Second, Indian leaders may live urban and increasingly Western lifestyles, but they do not forget the small towns and villages at the centre of rural life — and it's not just the politicians with an eye for votes, with major corporates such as Infosys pouring resources and funding into village developments. Somewhere at the back of the mind of most Indian delegations will be the nagging question: "What does this mean for rural communities?"

Third, India is a land of great cultural and linguistic diversity and countless opinions, but two things unite the nation — cricket and the World Trade Organisation. Indians become instantly passionate when challenged on their high tariffs, pointing to European and US agricultural subsidies as well as restrictions on the flow of capital and people out of India. This passion was seen at the WTO in Germany last month, when Indian delegates walked out, and will be seen again at countless forums around the globe. The message is, point the finger at India and you can expect a robust response.

Fourth, Indians have oceans of patience, which can drive Westerners crazy, but it gives them a special strength in negotiations. This patience is derived from deeply held spiritual views such as impermanence — Indians are constantly reminded of the impermanence of this life, everything changes, and they can wait when often we cannot.

Fifth, do not believe that the Indian economic miracle is just driven by call centres and IT. Important as these are, look also at energy, retail, manufacturing, pharmaceuticals and even agriculture (did you know India is the second-largest wheat producer?).

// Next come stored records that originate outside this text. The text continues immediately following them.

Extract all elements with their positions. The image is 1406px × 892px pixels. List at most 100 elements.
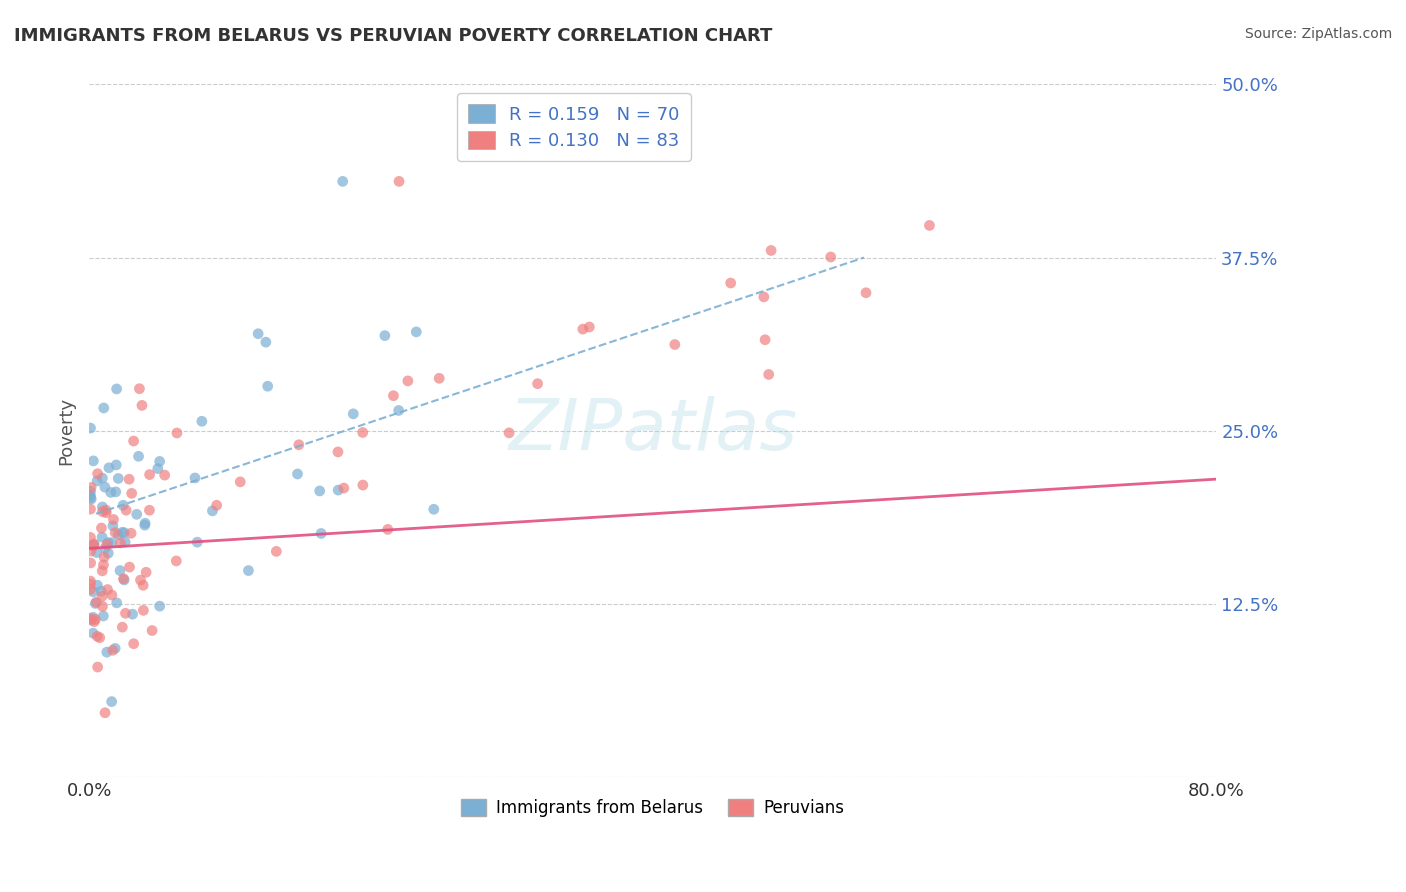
Peruvians [93, 550, 115, 565]
Peruvians [84, 595, 107, 609]
Peruvians [121, 486, 143, 500]
Peruvians [388, 174, 411, 188]
Immigrants from Belarus [105, 596, 128, 610]
Peruvians [91, 599, 114, 614]
Peruvians [572, 322, 595, 336]
Peruvians [352, 478, 374, 492]
Peruvians [141, 624, 163, 638]
Peruvians [83, 537, 105, 551]
Immigrants from Belarus [374, 328, 396, 343]
Immigrants from Belarus [247, 326, 270, 341]
Peruvians [498, 425, 520, 440]
Peruvians [759, 244, 782, 258]
Peruvians [110, 536, 132, 550]
Text: IMMIGRANTS FROM BELARUS VS PERUVIAN POVERTY CORRELATION CHART: IMMIGRANTS FROM BELARUS VS PERUVIAN POVE… [14, 27, 772, 45]
Immigrants from Belarus [93, 609, 115, 624]
Immigrants from Belarus [112, 525, 135, 540]
Peruvians [664, 337, 686, 351]
Peruvians [84, 612, 107, 626]
Immigrants from Belarus [86, 545, 108, 559]
Peruvians [96, 506, 118, 520]
Immigrants from Belarus [184, 471, 207, 485]
Immigrants from Belarus [79, 484, 101, 499]
Immigrants from Belarus [111, 525, 134, 540]
Immigrants from Belarus [104, 484, 127, 499]
Immigrants from Belarus [287, 467, 309, 481]
Peruvians [855, 285, 877, 300]
Peruvians [377, 523, 399, 537]
Immigrants from Belarus [93, 401, 115, 415]
Immigrants from Belarus [83, 537, 105, 551]
Peruvians [752, 290, 775, 304]
Immigrants from Belarus [149, 454, 172, 468]
Immigrants from Belarus [82, 454, 104, 468]
Peruvians [132, 578, 155, 592]
Peruvians [86, 629, 108, 643]
Peruvians [79, 577, 101, 591]
Peruvians [165, 554, 187, 568]
Peruvians [229, 475, 252, 489]
Peruvians [86, 467, 108, 481]
Peruvians [382, 389, 405, 403]
Immigrants from Belarus [97, 546, 120, 560]
Immigrants from Belarus [107, 528, 129, 542]
Immigrants from Belarus [149, 599, 172, 614]
Peruvians [396, 374, 419, 388]
Peruvians [79, 612, 101, 626]
Immigrants from Belarus [86, 578, 108, 592]
Immigrants from Belarus [91, 500, 114, 514]
Immigrants from Belarus [134, 516, 156, 531]
Peruvians [138, 467, 160, 482]
Peruvians [720, 276, 742, 290]
Peruvians [132, 603, 155, 617]
Peruvians [104, 525, 127, 540]
Peruvians [80, 544, 103, 558]
Immigrants from Belarus [114, 535, 136, 549]
Peruvians [526, 376, 548, 391]
Peruvians [89, 631, 111, 645]
Immigrants from Belarus [94, 480, 117, 494]
Immigrants from Belarus [105, 458, 128, 472]
Peruvians [111, 620, 134, 634]
Immigrants from Belarus [94, 541, 117, 556]
Immigrants from Belarus [112, 573, 135, 587]
Immigrants from Belarus [79, 491, 101, 505]
Immigrants from Belarus [79, 421, 101, 435]
Peruvians [79, 531, 101, 545]
Peruvians [112, 572, 135, 586]
Immigrants from Belarus [146, 461, 169, 475]
Immigrants from Belarus [388, 403, 411, 417]
Peruvians [94, 503, 117, 517]
Peruvians [205, 498, 228, 512]
Peruvians [101, 643, 124, 657]
Peruvians [131, 398, 153, 412]
Peruvians [80, 480, 103, 494]
Immigrants from Belarus [97, 460, 120, 475]
Immigrants from Belarus [254, 335, 277, 350]
Peruvians [153, 468, 176, 483]
Immigrants from Belarus [405, 325, 427, 339]
Immigrants from Belarus [79, 488, 101, 502]
Immigrants from Belarus [309, 526, 332, 541]
Immigrants from Belarus [238, 564, 260, 578]
Text: ZIPatlas: ZIPatlas [508, 396, 797, 465]
Immigrants from Belarus [97, 535, 120, 549]
Immigrants from Belarus [91, 530, 114, 544]
Immigrants from Belarus [105, 382, 128, 396]
Peruvians [918, 219, 941, 233]
Peruvians [820, 250, 842, 264]
Immigrants from Belarus [91, 471, 114, 485]
Immigrants from Belarus [186, 535, 208, 549]
Peruvians [128, 382, 150, 396]
Immigrants from Belarus [82, 610, 104, 624]
Peruvians [578, 320, 600, 334]
Immigrants from Belarus [82, 584, 104, 599]
Peruvians [333, 481, 356, 495]
Peruvians [96, 582, 118, 597]
Peruvians [101, 588, 124, 602]
Immigrants from Belarus [112, 498, 135, 512]
Immigrants from Belarus [107, 471, 129, 485]
Peruvians [129, 573, 152, 587]
Peruvians [83, 615, 105, 629]
Immigrants from Belarus [121, 607, 143, 622]
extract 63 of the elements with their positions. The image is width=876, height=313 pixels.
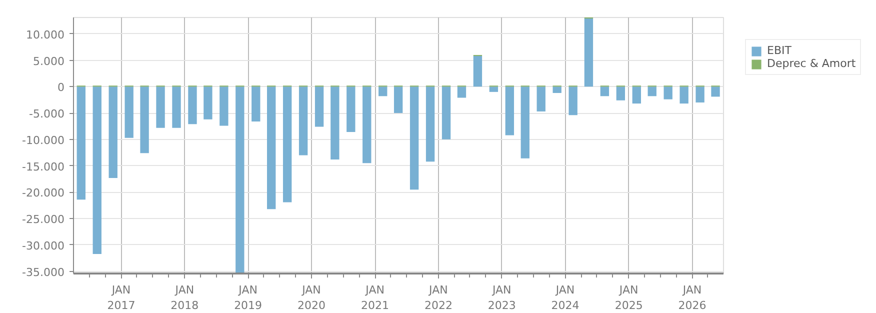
- bar: [346, 86, 356, 132]
- y-tick-label: -15.000: [22, 160, 65, 174]
- bar: [330, 86, 340, 160]
- bar: [473, 56, 482, 87]
- y-tick-label: 0: [58, 81, 64, 94]
- x-tick-label: JAN 2022: [424, 284, 452, 312]
- bar: [252, 86, 260, 122]
- y-tick-label: -25.000: [22, 213, 65, 226]
- bar: [696, 86, 704, 102]
- y-tick-label: -35.000: [22, 266, 65, 279]
- bar: [648, 86, 656, 96]
- bar: [140, 86, 149, 154]
- x-tick-label: JAN 2018: [170, 284, 199, 312]
- bar: [378, 86, 388, 96]
- bar: [442, 86, 451, 140]
- y-tick-label: -5.000: [29, 108, 65, 121]
- bar: [426, 86, 435, 162]
- legend-label: Deprec & Amort: [767, 57, 856, 70]
- bar: [156, 86, 165, 128]
- bar: [92, 86, 102, 254]
- bar: [394, 86, 403, 114]
- legend-label: EBIT: [767, 44, 792, 57]
- bar: [282, 86, 292, 202]
- bar: [711, 86, 720, 97]
- bar: [298, 86, 308, 156]
- bar: [220, 86, 228, 126]
- bar: [76, 86, 86, 200]
- bar: [108, 86, 118, 178]
- x-tick-label: JAN 2020: [297, 284, 326, 312]
- x-tick-label: JAN 2021: [361, 284, 390, 312]
- bar: [124, 86, 134, 138]
- y-tick-label: -10.000: [22, 134, 65, 147]
- bar: [584, 18, 594, 87]
- bar: [520, 86, 530, 158]
- x-tick-label: JAN 2017: [107, 284, 136, 312]
- bar: [410, 86, 419, 190]
- bar: [314, 86, 324, 127]
- y-tick-label: 5.000: [33, 54, 65, 68]
- bar: [552, 86, 562, 93]
- y-tick-label: 10.000: [26, 28, 65, 42]
- bar: [616, 86, 626, 100]
- x-tick-label: JAN 2023: [488, 284, 516, 312]
- bar: [362, 86, 372, 164]
- bar: [267, 86, 276, 210]
- x-tick-label: JAN 2026: [678, 284, 706, 312]
- bar: [600, 86, 610, 96]
- y-tick-label: -30.000: [22, 239, 65, 252]
- bar: [664, 86, 672, 100]
- bar: [236, 86, 244, 274]
- bar: [680, 86, 688, 104]
- bar: [172, 86, 181, 128]
- x-tick-label: JAN 2024: [551, 284, 580, 312]
- x-tick-label: JAN 2025: [614, 284, 643, 312]
- x-tick-label: JAN 2019: [234, 284, 262, 312]
- bar: [457, 86, 466, 98]
- bar: [188, 86, 197, 124]
- bar: [505, 86, 514, 136]
- y-tick-label: -20.000: [22, 186, 65, 200]
- bar: [632, 86, 641, 104]
- bar: [489, 86, 498, 92]
- bar: [568, 86, 578, 116]
- bar: [536, 86, 546, 112]
- bar: [204, 86, 212, 120]
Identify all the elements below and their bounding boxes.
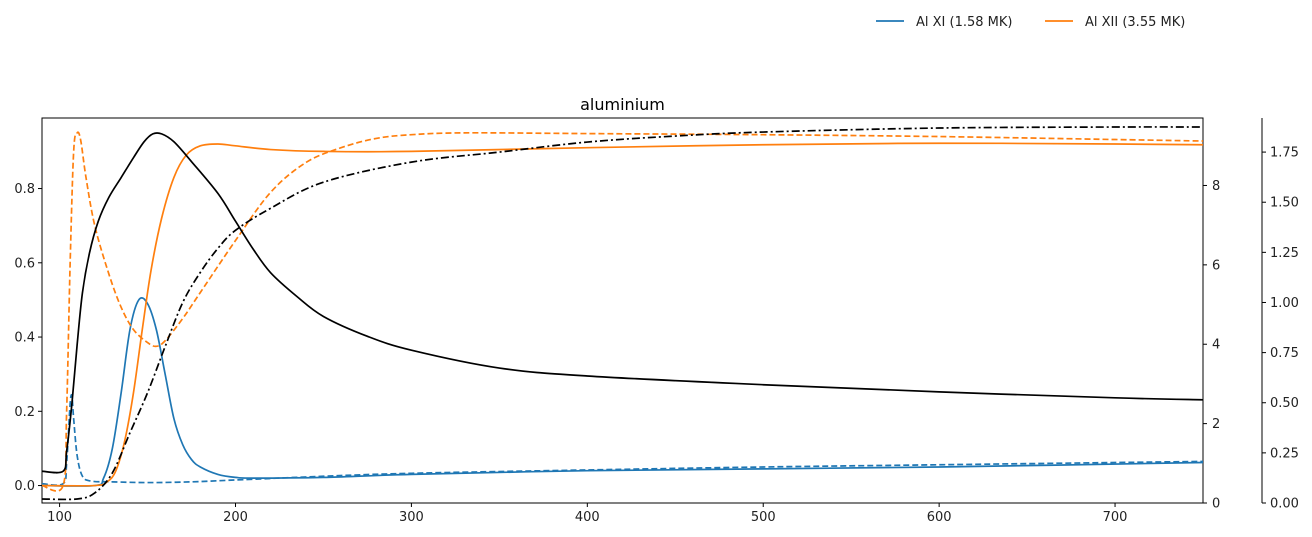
y-right2-tick-label: 0.50 (1270, 396, 1299, 411)
y-right-tick-label: 8 (1212, 179, 1220, 194)
x-axis: 100 200 300 400 500 600 700 (47, 503, 1127, 525)
y-left-tick-label: 0.2 (14, 405, 35, 420)
y-right2-tick-label: 1.75 (1270, 146, 1299, 161)
chart-title: aluminium (580, 95, 665, 114)
series-layer (42, 126, 1203, 501)
y-right2-tick-label: 1.00 (1270, 296, 1299, 311)
x-tick-label: 200 (223, 510, 248, 525)
x-tick-label: 100 (47, 510, 72, 525)
series-line-2-solid (42, 142, 1203, 487)
y-axis-left: 0.0 0.2 0.4 0.6 0.8 (14, 182, 42, 494)
plot-frame (41, 117, 1263, 504)
series-line-4-solid (42, 132, 1203, 474)
y-left-tick-label: 0.4 (14, 331, 35, 346)
y-right-tick-label: 0 (1212, 497, 1220, 512)
y-left-tick-label: 0.0 (14, 479, 35, 494)
y-right2-tick-label: 0.00 (1270, 497, 1299, 512)
y-right-tick-label: 4 (1212, 338, 1220, 353)
y-left-tick-label: 0.8 (14, 182, 35, 197)
series-line-5-dashdot (42, 126, 1203, 501)
y-right-tick-label: 6 (1212, 258, 1220, 273)
y-right2-tick-label: 1.50 (1270, 196, 1299, 211)
x-tick-label: 400 (575, 510, 600, 525)
plot-border (41, 117, 1204, 504)
x-tick-label: 600 (927, 510, 952, 525)
y-right2-tick-label: 0.25 (1270, 446, 1299, 461)
y-right2-tick-label: 0.75 (1270, 346, 1299, 361)
y-axis-right2: 0.00 0.25 0.50 0.75 1.00 1.25 1.50 1.75 (1262, 146, 1299, 512)
y-axis-right: 0 2 4 6 8 (1203, 179, 1220, 512)
legend-label-al-xii: Al XII (3.55 MK) (1085, 15, 1185, 30)
series-line-0-solid (42, 297, 1203, 487)
series-line-3-dashed (42, 131, 1203, 492)
legend: Al XI (1.58 MK) Al XII (3.55 MK) (876, 15, 1185, 30)
x-tick-label: 700 (1103, 510, 1128, 525)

This economy is more driven by domestic demand than, for example, is China's, so deriving its long-term strength. Already the IT industry is changing in India, as much of the "grunt" work is actually outsourced to South-East Asia while Indian companies take a firmer grip on high-value knowledge work.

Sixth, the dragon (China) and the elephant (India) have discovered that they can dance, and soon China will become India's major trading partner. Competitors are becoming collaborators and politicians are pushing this hard, as decades of acrimony and mistrust begin to diminish.

So, Western business and political leaders need to be aware that the Indians coming to global negotiating tables and forums like the nuclear club and APEC will be leaders who confidently see that this century belongs to the East.

Seventh, while India feels great about the success of "Asia", in many ways it does not feel particularly "Asian". Indians feel Indian. To them, that is more relevant than being geographically part of Asia.

Eighth, whether dealing with the young or the old, in India never forget the "Father of the Nation", Mahatma Gandhi. So when Gandhi said there was enough in the world for everyone's need but not everyone's greed, your Indian counterpart will have this in mind.

When he scorned Western civilisation (on being asked what he thought of Western civilisation he said it would be "a good idea") this might account for the smile on the other side of the table, for Indians do not necessarily see Western leaders as representing a wonderful society.

Ninth, partly because of Gandhi, while the importance of "freedom" justifies actions in the US and other parts of the West, your Indian counterparts will be preoccupied with "freedom and equity", seeing little value in giving people the vote but no fair share of the food, and so on. Indian leadership needs more than the rallying cry of "democracy" to make it enthused.

Tenth, while many in the West see India as a "developing" country and may underestimate its desire to make an impact, the position it has taken at the WTO and other global forums is a sign that India has no intention of being a bit player in the world. Invite India in and you can expect them to want to be at the head of the table, making the running.

India will be a great power. Inviting India into APEC makes a lot of sense, so long as the members, including Australia, realise that this truly means an elephant will be in the room.

Stephen Manallack is a former chief executive of the Australia India Business Council.